GitHub Copilot Will Train on Your Code Starting April 24 — Here's How to Opt Out

GitHub Copilot Will Train on Your Code Starting April 24 — Here's How to Opt Out

GitHub quietly dropped a policy update that's worth every developer's attention: starting April 24, 2026, interaction data from Copilot Free, Pro, and Pro+ users will be used to train AI models by default. That means inputs, outputs, code snippets, and session context could all be feeding future versions of Copilot unless you explicitly opt out. Business and Enterprise customers are excluded, and anyone who previously opted out is already covered — but for the tens of millions of individual Copilot users, a manual settings change is now required.

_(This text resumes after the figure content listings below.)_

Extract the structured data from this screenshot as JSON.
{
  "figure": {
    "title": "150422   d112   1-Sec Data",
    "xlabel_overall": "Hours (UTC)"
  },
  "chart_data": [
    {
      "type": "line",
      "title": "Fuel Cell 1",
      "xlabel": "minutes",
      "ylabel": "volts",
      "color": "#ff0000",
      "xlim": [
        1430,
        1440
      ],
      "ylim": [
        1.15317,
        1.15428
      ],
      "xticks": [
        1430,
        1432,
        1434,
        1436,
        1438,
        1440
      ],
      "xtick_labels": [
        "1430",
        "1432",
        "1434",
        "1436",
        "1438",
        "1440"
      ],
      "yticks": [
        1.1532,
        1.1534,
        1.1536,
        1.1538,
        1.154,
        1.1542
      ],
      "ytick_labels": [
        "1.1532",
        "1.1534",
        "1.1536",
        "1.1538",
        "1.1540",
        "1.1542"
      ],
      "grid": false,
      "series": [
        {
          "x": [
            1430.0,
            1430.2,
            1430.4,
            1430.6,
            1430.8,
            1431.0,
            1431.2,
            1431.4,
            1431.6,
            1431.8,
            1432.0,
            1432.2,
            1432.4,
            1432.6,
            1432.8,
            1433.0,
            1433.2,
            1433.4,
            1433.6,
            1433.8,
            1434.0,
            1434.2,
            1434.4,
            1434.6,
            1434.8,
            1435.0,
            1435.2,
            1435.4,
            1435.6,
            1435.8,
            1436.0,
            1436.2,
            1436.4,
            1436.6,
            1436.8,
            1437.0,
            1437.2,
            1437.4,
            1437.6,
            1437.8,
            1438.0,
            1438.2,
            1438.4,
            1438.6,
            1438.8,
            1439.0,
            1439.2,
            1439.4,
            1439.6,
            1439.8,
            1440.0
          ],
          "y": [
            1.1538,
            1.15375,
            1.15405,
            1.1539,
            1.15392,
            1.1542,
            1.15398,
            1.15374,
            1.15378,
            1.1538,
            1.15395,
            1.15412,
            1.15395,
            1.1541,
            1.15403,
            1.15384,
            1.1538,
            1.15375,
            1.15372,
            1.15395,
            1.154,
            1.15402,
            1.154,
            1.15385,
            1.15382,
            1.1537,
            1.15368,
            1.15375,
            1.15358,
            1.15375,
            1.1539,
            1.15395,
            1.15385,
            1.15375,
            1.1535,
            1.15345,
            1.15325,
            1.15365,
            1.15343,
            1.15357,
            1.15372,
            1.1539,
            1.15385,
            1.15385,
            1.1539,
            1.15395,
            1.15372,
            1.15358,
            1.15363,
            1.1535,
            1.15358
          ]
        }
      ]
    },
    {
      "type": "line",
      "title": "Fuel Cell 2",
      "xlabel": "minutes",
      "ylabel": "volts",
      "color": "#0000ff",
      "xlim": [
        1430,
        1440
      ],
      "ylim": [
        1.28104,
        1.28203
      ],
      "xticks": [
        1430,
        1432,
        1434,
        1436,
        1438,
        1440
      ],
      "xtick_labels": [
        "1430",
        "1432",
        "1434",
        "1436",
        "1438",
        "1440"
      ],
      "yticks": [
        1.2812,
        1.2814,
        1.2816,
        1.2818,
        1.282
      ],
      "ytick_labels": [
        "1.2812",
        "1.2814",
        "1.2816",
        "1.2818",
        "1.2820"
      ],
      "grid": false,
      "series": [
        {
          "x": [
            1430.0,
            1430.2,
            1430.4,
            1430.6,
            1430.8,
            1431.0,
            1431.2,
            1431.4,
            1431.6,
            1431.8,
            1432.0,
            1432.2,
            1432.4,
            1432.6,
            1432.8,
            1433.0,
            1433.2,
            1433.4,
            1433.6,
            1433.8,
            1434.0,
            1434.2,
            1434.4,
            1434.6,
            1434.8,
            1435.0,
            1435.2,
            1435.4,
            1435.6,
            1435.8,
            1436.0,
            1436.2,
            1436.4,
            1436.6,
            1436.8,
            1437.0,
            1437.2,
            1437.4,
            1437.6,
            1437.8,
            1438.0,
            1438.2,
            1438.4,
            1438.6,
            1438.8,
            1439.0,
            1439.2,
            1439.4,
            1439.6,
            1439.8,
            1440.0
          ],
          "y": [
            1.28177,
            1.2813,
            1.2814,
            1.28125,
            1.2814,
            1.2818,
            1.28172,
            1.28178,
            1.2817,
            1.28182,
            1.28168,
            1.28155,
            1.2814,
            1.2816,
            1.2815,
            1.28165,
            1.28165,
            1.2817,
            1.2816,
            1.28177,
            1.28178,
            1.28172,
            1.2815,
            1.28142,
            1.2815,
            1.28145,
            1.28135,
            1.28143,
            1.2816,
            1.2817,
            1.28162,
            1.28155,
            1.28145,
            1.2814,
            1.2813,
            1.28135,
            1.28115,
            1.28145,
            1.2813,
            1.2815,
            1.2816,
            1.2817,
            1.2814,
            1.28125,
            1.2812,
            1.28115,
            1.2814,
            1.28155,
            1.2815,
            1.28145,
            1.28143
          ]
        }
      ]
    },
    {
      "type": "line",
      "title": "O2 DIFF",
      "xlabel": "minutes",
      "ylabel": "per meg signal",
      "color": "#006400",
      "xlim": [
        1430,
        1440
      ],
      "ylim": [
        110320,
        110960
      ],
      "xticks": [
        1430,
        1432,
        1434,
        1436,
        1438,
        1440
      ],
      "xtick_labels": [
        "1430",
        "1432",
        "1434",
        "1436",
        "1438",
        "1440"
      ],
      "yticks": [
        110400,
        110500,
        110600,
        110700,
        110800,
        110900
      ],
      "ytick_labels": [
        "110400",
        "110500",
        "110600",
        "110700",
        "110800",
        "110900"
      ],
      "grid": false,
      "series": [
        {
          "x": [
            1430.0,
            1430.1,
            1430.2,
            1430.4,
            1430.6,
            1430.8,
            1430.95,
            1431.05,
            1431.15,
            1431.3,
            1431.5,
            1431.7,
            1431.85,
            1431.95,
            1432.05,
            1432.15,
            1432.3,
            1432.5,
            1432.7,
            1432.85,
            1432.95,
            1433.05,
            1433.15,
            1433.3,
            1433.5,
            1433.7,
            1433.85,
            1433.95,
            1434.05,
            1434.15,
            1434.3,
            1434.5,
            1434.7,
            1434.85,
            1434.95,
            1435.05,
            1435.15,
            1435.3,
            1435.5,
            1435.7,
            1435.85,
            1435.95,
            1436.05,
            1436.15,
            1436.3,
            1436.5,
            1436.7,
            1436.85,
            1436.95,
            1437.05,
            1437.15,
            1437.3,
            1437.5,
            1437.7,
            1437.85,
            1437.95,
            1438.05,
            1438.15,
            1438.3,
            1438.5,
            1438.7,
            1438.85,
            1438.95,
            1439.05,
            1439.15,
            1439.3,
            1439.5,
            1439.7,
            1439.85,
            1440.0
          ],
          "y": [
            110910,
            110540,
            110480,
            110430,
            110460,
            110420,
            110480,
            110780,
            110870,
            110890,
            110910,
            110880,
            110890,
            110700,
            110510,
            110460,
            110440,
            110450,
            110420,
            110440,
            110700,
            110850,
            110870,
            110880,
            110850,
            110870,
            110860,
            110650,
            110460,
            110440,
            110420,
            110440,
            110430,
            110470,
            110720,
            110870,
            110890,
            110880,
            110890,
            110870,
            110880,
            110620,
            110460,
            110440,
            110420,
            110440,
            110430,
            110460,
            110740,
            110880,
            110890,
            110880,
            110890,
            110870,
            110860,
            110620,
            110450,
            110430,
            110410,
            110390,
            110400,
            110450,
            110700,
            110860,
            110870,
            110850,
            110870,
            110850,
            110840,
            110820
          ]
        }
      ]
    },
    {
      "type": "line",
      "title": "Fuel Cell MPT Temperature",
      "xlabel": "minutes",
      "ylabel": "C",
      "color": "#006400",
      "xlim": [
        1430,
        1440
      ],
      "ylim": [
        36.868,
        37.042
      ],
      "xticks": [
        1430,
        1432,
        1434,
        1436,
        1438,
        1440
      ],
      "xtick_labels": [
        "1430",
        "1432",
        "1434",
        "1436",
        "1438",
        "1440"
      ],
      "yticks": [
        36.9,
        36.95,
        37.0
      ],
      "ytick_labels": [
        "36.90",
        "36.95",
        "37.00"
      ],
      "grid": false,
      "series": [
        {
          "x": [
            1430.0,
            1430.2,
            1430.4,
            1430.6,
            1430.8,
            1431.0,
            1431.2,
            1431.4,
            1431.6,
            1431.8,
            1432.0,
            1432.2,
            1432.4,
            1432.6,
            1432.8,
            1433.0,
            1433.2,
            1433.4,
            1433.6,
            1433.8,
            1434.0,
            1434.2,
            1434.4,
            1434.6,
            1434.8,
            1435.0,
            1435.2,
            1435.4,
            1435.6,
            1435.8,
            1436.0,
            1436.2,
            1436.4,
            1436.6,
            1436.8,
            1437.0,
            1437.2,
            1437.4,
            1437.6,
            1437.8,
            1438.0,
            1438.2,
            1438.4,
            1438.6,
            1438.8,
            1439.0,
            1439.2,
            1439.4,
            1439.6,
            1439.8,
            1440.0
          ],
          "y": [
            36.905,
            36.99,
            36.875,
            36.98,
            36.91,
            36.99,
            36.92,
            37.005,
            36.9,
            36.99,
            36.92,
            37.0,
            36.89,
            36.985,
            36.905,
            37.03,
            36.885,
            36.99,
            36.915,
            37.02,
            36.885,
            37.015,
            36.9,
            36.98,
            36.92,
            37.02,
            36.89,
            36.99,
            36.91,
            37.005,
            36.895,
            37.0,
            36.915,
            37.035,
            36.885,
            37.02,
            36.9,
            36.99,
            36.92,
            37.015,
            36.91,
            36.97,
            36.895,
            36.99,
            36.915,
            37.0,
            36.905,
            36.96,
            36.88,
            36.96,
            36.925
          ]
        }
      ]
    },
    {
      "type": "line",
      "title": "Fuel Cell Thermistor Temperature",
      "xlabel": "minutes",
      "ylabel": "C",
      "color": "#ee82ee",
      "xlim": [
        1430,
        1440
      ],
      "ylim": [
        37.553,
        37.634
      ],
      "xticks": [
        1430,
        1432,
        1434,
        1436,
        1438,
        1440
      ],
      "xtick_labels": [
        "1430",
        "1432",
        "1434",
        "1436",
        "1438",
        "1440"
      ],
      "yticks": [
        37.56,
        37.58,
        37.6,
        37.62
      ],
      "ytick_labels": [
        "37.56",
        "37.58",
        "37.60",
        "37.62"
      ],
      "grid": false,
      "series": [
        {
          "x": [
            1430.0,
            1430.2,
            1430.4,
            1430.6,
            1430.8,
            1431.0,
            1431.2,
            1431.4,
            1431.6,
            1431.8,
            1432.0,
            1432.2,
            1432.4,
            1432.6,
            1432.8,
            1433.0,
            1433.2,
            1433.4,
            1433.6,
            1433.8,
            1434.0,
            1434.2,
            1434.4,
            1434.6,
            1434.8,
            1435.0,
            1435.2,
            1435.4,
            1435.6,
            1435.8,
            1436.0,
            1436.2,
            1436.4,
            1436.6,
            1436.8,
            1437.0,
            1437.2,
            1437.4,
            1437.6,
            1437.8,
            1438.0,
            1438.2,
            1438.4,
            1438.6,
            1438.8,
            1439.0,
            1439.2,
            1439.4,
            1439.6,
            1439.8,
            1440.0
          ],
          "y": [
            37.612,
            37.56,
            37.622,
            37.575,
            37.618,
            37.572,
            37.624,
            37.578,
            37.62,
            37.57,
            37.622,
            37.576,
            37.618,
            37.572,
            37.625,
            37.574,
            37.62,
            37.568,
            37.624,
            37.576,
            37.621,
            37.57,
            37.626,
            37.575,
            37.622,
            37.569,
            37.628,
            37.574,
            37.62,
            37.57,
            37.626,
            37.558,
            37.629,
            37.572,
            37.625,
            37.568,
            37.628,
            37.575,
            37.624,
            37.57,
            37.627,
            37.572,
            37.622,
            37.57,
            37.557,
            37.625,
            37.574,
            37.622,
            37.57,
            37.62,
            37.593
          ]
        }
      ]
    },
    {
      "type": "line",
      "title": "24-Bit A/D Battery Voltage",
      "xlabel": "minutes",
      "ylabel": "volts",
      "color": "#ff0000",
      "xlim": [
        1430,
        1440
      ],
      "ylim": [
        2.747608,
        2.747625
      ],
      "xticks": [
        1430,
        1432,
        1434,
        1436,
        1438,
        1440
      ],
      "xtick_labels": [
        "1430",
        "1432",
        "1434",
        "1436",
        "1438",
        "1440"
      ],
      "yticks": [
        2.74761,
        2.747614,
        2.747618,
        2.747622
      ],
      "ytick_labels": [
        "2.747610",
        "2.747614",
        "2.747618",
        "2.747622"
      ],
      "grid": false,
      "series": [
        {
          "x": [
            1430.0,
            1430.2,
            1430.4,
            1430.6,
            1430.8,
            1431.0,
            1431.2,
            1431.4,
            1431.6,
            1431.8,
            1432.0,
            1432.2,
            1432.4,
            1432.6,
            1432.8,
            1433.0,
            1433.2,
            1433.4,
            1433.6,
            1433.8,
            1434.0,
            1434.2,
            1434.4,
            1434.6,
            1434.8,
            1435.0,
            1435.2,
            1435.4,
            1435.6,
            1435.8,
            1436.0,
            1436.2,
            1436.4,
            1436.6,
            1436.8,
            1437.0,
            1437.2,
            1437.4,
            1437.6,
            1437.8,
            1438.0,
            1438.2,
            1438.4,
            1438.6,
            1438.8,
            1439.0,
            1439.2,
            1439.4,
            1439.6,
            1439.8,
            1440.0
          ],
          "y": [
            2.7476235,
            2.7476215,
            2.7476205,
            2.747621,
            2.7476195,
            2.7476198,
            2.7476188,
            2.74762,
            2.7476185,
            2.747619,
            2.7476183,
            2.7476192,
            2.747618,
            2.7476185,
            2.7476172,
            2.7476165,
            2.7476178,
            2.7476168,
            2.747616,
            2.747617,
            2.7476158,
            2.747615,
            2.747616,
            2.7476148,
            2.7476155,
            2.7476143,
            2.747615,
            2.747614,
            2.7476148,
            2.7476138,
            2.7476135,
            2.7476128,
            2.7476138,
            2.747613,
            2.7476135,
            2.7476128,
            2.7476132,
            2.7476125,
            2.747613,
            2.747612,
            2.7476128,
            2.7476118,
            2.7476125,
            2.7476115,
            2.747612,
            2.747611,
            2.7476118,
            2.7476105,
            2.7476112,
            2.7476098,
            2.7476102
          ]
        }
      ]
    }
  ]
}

GitHub's stated rationale is straightforward: real-world coding data helps the model understand actual developer workflows, catch subtle bugs, and suggest more secure patterns. There's genuine merit to that argument — models trained on sanitized or synthetic data have real limitations. But the opt-out-by-default framing landed poorly with the developer community. On Hacker News, the post hit 312 points and generated 146 comments, with the bulk of the pushback centered on the lack of prominent notification and the passive enrollment of users who may not regularly check policy updates.

If you're on a personal Copilot plan, the fix takes about 30 seconds: navigate to github.com/settings/copilot/features, find the Privacy section, and toggle off "Allow GitHub to use my data for AI model training." You have until April 24 to make the change before the policy takes effect.